Early in the first act of Stray Dog Theatre's production of Dark Matters, Michael (David Wassilak) tells his teenage son Jeremy (Tyler Whiteman) the story of what his father-in-law told him when Michael sought permission to marry his daughter. Father and son sit on a sofa, Dad staring out at nothing, son eyeing Dad sidelong as Michael recounts that long-ago conversation. The tale told, Jeremy leaves the room, but not before telling his father, "This is the most we've shared — ever." They are as close as they've ever been in that moment, and neither one can look at the other, touch the other or say what the other person wants to hear.
This is the endless, closed loop of relationships in the Cleary family.
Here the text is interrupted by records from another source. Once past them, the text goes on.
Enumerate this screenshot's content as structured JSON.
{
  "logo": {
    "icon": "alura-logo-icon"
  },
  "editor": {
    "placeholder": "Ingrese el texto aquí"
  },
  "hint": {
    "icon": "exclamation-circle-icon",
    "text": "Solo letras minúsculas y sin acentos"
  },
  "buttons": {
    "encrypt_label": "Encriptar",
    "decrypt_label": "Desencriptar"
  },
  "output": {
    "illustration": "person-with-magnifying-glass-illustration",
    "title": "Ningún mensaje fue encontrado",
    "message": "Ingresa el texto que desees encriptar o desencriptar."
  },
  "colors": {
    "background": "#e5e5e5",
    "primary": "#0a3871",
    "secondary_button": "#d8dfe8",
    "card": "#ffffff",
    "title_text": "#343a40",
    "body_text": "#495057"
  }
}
Wife and mother Bridget (Sarah Cannon) has been missing for days now — she disappeared off the face of the earth and both Michael and Jeremy are distraught — and it's only in her absence that the two are able to share anything, but even then it's not enough to comfort one another.
Just as suddenly as she vanished, Bridget returns, claiming she willingly went with alien beings to another world and has come back to protect Jeremy from the aliens, who want to use him as part of a plan to populate this new world and begin their "experiment" anew.
To his credit, playwright Roberto Aguirre-Sacasa credibly keeps open the possibility that Bridget isn't batshit crazy. And to director Justin Been's credit, he maintains the suspense throughout every twist and dive, keeping us off-balance enough that we're never quite sure which member of the family is the most rational.
Cannon has the wild-eyed glare of a zealot when she speaks of her extraterrestrial friends, and she teeters on the edge of hysteria in her efforts to convince Michael she's telling the truth, but she never quite topples over. Wassilak is compelling as Michael, who begins the play as a preternaturally calm man and grows more frantic and paranoid as the day of the aliens' return draws closer. He doesn't believe Bridget's story, doesn't believe in aliens and isn't even sure that the woman standing in front of him is his wife any more. During the course of one protracted argument about a terrible incident from their shared past (no spoilers, please), it becomes evident that Bridget and Michael aren't arguing about the existence of anything more alien than the other person. Cannon's face is a mask of pain, while Wassilak registers stunned terror. The gulf between them yawns menacingly in that silent moment before snapping shut.
As the other alien in the family, Jeremy has his own secrets with which he must deal. He may have a drug problem, or he may just be sullen and petulant — you know, a teenager. Whiteman does very well in balancing Jeremy's snottier attitude toward his father with his warmer concerns for his mother, and as our occasional narrator he maintains an almost otherworldly demeanor, lending credence to all of his mother's wilder statements about her son's "specialness." He also has the clearest view of both parents, offering the keenest assessment of their problems while unwittingly revealing his own disaffectation with the family unit. "If you pretend something long enough, it's like it never happened," Jeremy sneers about Mom and Dad's coping methods. It's not the make-believe that has damaged everyone; maintaining the pretense that everything is fine is what has done them in. All façades are broken by the end of Dark Matters, for better or for worse.